- Born: December 3, 1974 (age 51) Philadelphia, Pennsylvania
- Other name: Jami Valentine
- Education: Johns Hopkins University Brown University Florida A&M University
- Known for: Johns Hopkins University's first African-American woman to earn a PhD in Physics and Astronomy; Founder of African American Women in Physics Inc
- Scientific career
- Workplaces: U.S. Patent and Trademark Office
- Thesis: "Spin Polarization Measurements of Rare Earth Thin Films" (2006)
- Doctoral advisor: Chia-Ling Chien
- Website: www.DrJami.com

= Jami Valentine =

American patent examiner

Jami Valentine Miller (born December 3, 1974) is a patent examiner at the United States Patent and Trademark Office. She was the first African American woman to graduate with a PhD in physics from Johns Hopkins University. She created the website AAWIP.com, which celebrates African American Women in Physics.

== Early life and education ==
Valentine was born in Philadelphia. During junior high she joined the Philadelphia Regional Introduction for Minorities to Engineering (PRIME) program, which prepared her for a career in physics or mathematics. She attended high school at Murrell Dobbins Vocational School, graduating in 1992. She completed a bachelor's degree in physics at Florida A&M University, which she graduated cum laude in 1996. Whilst at FAMU she was a "Life-Gets-Better" scholar, which allowed her to work as a summer research assistant at Lawrence Livermore National Laboratory. She also worked in the Center for Nonlinear and Nonequilibrium Aeroscience. Upon graduating from Fame, she moved on to Brown University for her postgraduate studies, earning a master's degree in 1998. Valentine studied under Chia-Ling Chien at Johns Hopkins University, where she worked on spintronics. Her research focused on novel rare earth metals for memory applications. She successfully defended her dissertation, "Spin Polarization Measurements of Rare Earth Thin Films", in 2006.

== Career ==
As a PhD student, Valentine realized that there were not many professors who looked like her. From 1973 to 2012, only 66 black American women earned PhDs in physics, compared to 22,172 white men. She became involved with national efforts to improve diversity in physics. She developed the nonprofit African American Women in Physics (AAWIP), which honors the contributions of African American women to physics. She has made efforts to meet and document as many of them as she can. She has worked with the National Society of Black Physicists to increase awareness of underrepresented groups to physics.

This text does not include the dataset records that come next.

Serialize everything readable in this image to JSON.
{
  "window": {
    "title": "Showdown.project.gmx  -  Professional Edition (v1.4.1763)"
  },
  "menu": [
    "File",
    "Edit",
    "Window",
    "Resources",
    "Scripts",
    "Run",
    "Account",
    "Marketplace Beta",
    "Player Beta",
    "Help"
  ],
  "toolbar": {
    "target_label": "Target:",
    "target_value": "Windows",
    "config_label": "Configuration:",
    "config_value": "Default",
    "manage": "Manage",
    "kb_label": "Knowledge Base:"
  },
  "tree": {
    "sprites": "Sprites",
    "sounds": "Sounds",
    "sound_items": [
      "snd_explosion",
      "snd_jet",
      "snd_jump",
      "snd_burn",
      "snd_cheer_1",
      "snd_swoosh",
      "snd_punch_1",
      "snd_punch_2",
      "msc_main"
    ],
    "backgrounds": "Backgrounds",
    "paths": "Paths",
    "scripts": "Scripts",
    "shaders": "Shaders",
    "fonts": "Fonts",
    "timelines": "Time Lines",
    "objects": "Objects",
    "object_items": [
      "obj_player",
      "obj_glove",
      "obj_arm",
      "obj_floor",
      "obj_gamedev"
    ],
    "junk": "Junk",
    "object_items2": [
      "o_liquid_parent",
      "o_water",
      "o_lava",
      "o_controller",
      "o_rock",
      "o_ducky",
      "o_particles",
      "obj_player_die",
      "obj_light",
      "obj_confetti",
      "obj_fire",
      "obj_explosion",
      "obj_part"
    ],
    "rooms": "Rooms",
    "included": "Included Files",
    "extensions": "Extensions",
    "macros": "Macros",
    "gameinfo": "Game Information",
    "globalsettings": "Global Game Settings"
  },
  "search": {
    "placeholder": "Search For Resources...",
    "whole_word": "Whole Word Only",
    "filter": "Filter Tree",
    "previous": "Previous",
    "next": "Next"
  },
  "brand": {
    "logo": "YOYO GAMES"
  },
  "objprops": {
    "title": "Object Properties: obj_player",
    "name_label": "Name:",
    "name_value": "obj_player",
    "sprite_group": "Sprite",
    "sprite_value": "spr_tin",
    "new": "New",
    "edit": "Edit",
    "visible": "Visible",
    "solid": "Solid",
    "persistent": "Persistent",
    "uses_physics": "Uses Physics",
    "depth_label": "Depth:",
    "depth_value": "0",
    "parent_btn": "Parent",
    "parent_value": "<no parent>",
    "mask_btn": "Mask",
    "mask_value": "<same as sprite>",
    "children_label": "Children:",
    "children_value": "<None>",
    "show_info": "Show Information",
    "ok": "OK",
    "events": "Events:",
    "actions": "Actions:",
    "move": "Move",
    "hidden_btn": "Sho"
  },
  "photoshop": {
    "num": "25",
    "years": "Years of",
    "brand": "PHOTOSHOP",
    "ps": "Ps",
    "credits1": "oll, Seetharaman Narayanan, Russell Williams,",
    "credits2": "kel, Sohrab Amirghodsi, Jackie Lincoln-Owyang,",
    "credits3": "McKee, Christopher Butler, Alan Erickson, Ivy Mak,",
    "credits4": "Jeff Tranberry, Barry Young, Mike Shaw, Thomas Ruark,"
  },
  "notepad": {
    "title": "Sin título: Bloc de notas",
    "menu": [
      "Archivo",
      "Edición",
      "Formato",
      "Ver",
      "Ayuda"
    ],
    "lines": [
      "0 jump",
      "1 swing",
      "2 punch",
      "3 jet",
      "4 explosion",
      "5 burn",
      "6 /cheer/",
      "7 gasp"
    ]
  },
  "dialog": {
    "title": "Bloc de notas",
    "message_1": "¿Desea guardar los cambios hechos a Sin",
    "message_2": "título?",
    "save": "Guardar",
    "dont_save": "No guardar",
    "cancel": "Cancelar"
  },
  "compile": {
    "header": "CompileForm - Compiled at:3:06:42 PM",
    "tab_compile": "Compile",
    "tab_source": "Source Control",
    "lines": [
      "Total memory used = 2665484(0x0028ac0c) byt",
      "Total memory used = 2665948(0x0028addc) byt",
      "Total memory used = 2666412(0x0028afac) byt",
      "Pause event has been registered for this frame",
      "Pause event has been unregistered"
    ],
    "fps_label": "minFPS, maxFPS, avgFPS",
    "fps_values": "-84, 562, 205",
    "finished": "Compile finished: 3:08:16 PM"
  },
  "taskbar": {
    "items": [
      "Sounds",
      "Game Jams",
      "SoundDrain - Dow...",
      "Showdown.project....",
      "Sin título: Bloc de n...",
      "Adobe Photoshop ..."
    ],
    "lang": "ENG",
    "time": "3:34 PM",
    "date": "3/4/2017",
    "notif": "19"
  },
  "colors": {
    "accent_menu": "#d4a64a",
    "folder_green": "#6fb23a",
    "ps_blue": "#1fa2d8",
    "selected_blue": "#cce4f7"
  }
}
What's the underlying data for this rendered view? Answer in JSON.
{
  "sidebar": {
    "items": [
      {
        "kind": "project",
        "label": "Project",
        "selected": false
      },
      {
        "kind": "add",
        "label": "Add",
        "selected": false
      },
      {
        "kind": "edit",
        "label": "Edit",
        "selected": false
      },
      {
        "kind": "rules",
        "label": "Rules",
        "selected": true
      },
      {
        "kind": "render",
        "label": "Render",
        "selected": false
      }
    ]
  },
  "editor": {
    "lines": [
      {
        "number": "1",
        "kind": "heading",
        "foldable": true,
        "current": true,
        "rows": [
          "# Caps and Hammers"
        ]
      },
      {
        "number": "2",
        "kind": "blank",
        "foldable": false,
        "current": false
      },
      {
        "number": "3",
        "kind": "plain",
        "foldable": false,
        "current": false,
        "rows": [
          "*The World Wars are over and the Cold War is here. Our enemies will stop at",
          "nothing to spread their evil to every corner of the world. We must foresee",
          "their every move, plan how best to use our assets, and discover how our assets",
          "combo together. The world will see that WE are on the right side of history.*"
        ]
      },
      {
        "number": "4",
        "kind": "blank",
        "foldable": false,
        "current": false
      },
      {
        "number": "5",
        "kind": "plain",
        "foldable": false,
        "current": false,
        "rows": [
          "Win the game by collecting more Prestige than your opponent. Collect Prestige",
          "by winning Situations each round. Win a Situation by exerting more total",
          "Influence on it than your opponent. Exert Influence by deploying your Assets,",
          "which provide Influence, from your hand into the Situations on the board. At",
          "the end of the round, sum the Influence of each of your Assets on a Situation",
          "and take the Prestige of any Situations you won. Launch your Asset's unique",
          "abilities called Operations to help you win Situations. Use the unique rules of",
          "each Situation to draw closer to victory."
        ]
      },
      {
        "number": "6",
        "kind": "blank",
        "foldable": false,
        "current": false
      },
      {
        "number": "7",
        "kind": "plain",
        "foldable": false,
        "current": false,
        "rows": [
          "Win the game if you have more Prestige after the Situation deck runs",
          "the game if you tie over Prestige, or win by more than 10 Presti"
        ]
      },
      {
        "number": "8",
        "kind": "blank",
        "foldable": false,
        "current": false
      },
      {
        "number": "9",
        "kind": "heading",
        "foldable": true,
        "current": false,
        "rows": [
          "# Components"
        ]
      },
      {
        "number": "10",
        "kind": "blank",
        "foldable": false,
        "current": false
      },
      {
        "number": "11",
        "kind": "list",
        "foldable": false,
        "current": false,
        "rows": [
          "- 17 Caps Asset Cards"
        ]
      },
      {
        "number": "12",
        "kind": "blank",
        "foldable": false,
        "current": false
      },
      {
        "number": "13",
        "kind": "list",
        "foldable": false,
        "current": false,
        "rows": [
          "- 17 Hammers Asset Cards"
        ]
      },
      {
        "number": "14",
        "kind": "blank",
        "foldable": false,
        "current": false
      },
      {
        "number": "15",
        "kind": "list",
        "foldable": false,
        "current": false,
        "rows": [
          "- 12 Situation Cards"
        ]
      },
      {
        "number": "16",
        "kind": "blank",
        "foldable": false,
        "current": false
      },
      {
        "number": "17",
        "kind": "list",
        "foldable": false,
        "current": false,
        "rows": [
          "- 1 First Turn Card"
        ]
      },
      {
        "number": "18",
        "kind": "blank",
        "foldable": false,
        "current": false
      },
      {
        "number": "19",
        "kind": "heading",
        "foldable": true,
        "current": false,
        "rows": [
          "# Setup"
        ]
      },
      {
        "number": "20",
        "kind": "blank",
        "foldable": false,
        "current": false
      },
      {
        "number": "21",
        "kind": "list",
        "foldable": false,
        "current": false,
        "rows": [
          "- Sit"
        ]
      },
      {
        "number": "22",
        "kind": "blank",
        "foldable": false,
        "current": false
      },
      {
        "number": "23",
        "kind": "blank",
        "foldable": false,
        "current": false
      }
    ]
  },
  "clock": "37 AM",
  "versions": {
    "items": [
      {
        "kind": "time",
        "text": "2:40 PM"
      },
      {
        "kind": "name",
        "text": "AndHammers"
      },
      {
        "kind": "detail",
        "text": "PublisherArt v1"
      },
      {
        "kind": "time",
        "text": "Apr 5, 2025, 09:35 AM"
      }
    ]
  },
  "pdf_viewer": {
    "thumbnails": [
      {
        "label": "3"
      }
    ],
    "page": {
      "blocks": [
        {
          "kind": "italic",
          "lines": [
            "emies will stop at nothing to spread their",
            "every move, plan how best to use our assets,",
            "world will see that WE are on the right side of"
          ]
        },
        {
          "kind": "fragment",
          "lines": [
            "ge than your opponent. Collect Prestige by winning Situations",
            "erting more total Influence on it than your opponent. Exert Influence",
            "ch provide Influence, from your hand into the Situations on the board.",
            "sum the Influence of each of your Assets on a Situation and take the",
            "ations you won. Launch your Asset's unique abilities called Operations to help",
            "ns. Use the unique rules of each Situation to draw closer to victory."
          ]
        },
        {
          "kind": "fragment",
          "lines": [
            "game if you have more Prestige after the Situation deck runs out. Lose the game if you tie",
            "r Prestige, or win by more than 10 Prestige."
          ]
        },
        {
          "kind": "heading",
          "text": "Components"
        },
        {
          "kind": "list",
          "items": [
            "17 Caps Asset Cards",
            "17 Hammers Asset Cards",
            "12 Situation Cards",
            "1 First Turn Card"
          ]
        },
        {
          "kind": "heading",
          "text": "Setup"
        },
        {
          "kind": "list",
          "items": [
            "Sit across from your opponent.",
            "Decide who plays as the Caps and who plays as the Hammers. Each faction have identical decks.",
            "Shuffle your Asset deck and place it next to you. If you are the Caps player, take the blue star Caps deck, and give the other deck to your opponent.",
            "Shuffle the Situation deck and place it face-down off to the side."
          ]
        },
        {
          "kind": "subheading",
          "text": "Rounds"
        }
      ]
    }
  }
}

Valentine joined the United States Patent and Trademark Office as an electrical engineer, working on semiconductor and spintronic memory devices. In 2012 she was appointed primary examiner.

==Honors and awards==
Valentine has been an invited speaker at several physics conferences as well as appearing on podcasts. In February 2017 she was honored by the National Society of Black Physicists for distinguished service to the organization. In 2016, she was honored with the Florida A & M University Distinguished Alumni Award. She was an invited plenary speaker for the 2019 Physics Congress where she was to address more than 1,500 physics and astronomy students. In 2022 she was honored with the Johns Hopkins University Distinguished Alumna Award.

She was named a Fellow of the American Physical Society in 2023, "for extraordinary contributions to diversity and inclusion in physics, both in the United States and internationally, and for essential contributions to the history and promotion of Black women in American physics, through the founding of African-American Women in Physics, Inc".

In 2023 she was appointed to the Johns Hopkins University Krieger School of Arts and Sciences Advisory Board. She also sits on the Physics and Astronomy Advisory Council for Hopkins.